Fixed tissue can be imaged at high resolution in histological sections. 3D reconstructions from many such sections, however, are very laborious and require reliable registration algorithms. Alternatively, the sample can be optically cleared and imaged in toto. A light-sheet technique called ultramicroscopy (Dodt et al., 2007) has been used to image fixed and cleared mouse brains in the arrangement shown in Fig. 4D. Because of the relatively large size of the sample, the excitation light is attenuated as it penetrates the sample.
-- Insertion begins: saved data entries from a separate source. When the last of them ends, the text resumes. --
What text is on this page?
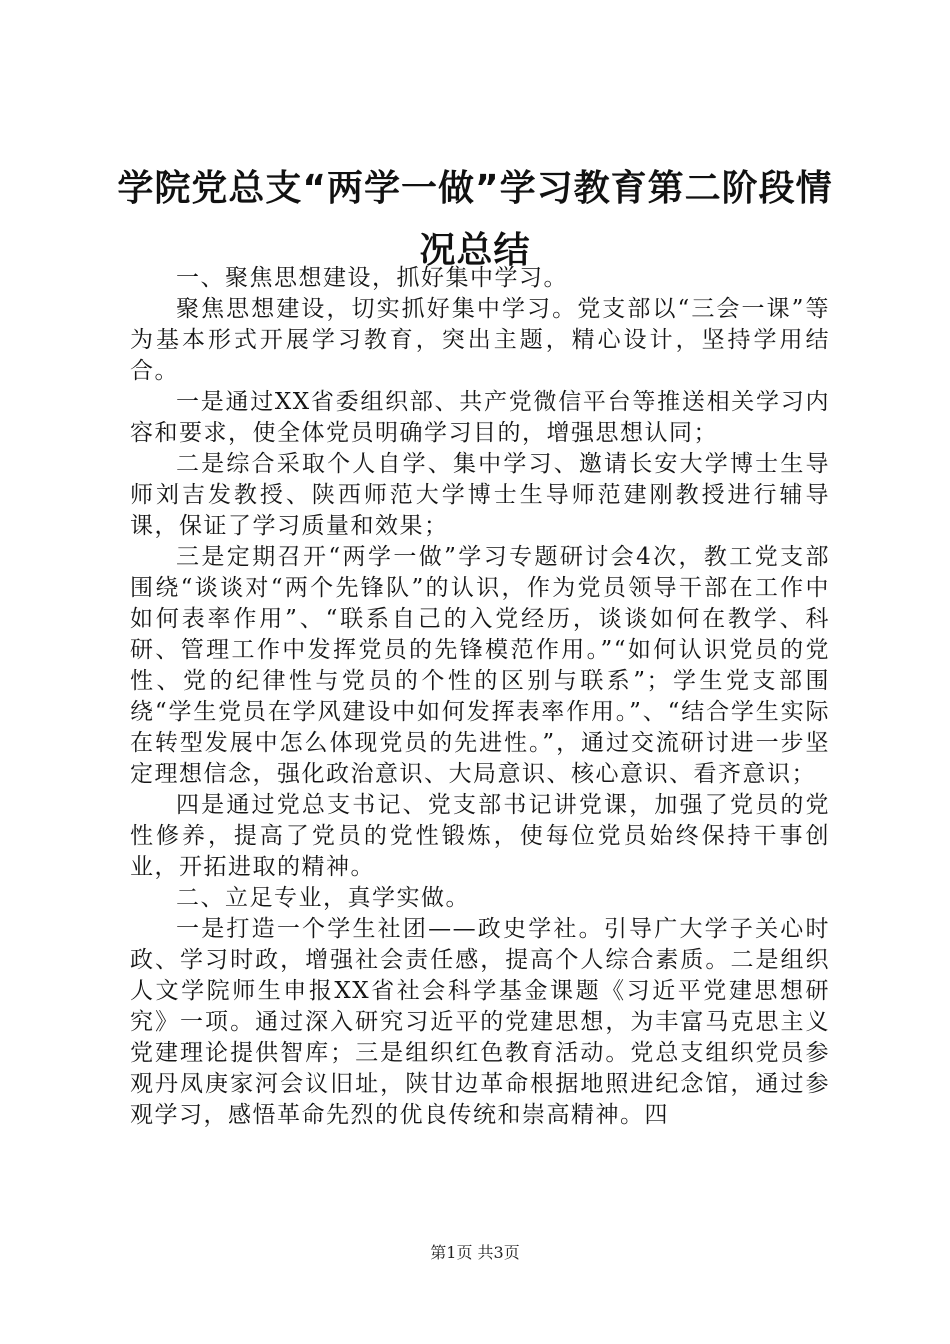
学院党总支“两学一做”学习教育第二阶段情
况总结

一、聚焦思想建设，抓好集中学习。

聚焦思想建设，切实抓好集中学习。党支部以“三会一课”等为基本形式开展学习教育，突出主题，精心设计，坚持学用结合。

一是通过XX省委组织部、共产党微信平台等推送相关学习内容和要求，使全体党员明确学习目的，增强思想认同；

二是综合采取个人自学、集中学习、邀请长安大学博士生导师刘吉发教授、陕西师范大学博士生导师范建刚教授进行辅导课，保证了学习质量和效果；

三是定期召开“两学一做”学习专题研讨会4次，教工党支部围绕“谈谈对“两个先锋队”的认识，作为党员领导干部在工作中如何表率作用”、“联系自己的入党经历，谈谈如何在教学、科研、管理工作中发挥党员的先锋模范作用。”“如何认识党员的党性、党的纪律性与党员的个性的区别与联系”；学生党支部围绕“学生党员在学风建设中如何发挥表率作用。”、“结合学生实际在转型发展中怎么体现党员的先进性。”，通过交流研讨进一步坚定理想信念，强化政治意识、大局意识、核心意识、看齐意识；

四是通过党总支书记、党支部书记讲党课，加强了党员的党性修养，提高了党员的党性锻炼，使每位党员始终保持干事创业，开拓进取的精神。

二、立足专业，真学实做。

一是打造一个学生社团——政史学社。引导广大学子关心时政、学习时政，增强社会责任感，提高个人综合素质。二是组织人文学院师生申报XX省社会科学基金课题《习近平党建思想研究》一项。通过深入研究习近平的党建思想，为丰富马克思主义党建理论提供智库；三是组织红色教育活动。党总支组织党员参观丹凤庚家河会议旧址，陕甘边革命根据地照进纪念馆，通过参观学习，感悟革命先烈的优良传统和崇高精神。四

第1页 共3页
To compensate for this attenuation, two light-sheets are generated, which illuminate the sample from opposing directions. During image acquisition, the sample has to be kept in the clearing solution and enclosed in a glass chamber. The use of air objectives consequently results in less than optimal optical conditions and might lead to spherical aberrations (see Glossary in Box 1). Applications of ultramicroscopy include the imaging of cleared mouse organs and whole-mount embryos, adult Drosophila fruit flies and other fixed tissues a few millimeters in size (Becker et al., 2008). An alternative imaging technique, optical projection tomography (OPT) (Sharpe et al., 2002), has also been shown to give excellent results for similarly prepared, i.e. fixed and cleared, samples of this size.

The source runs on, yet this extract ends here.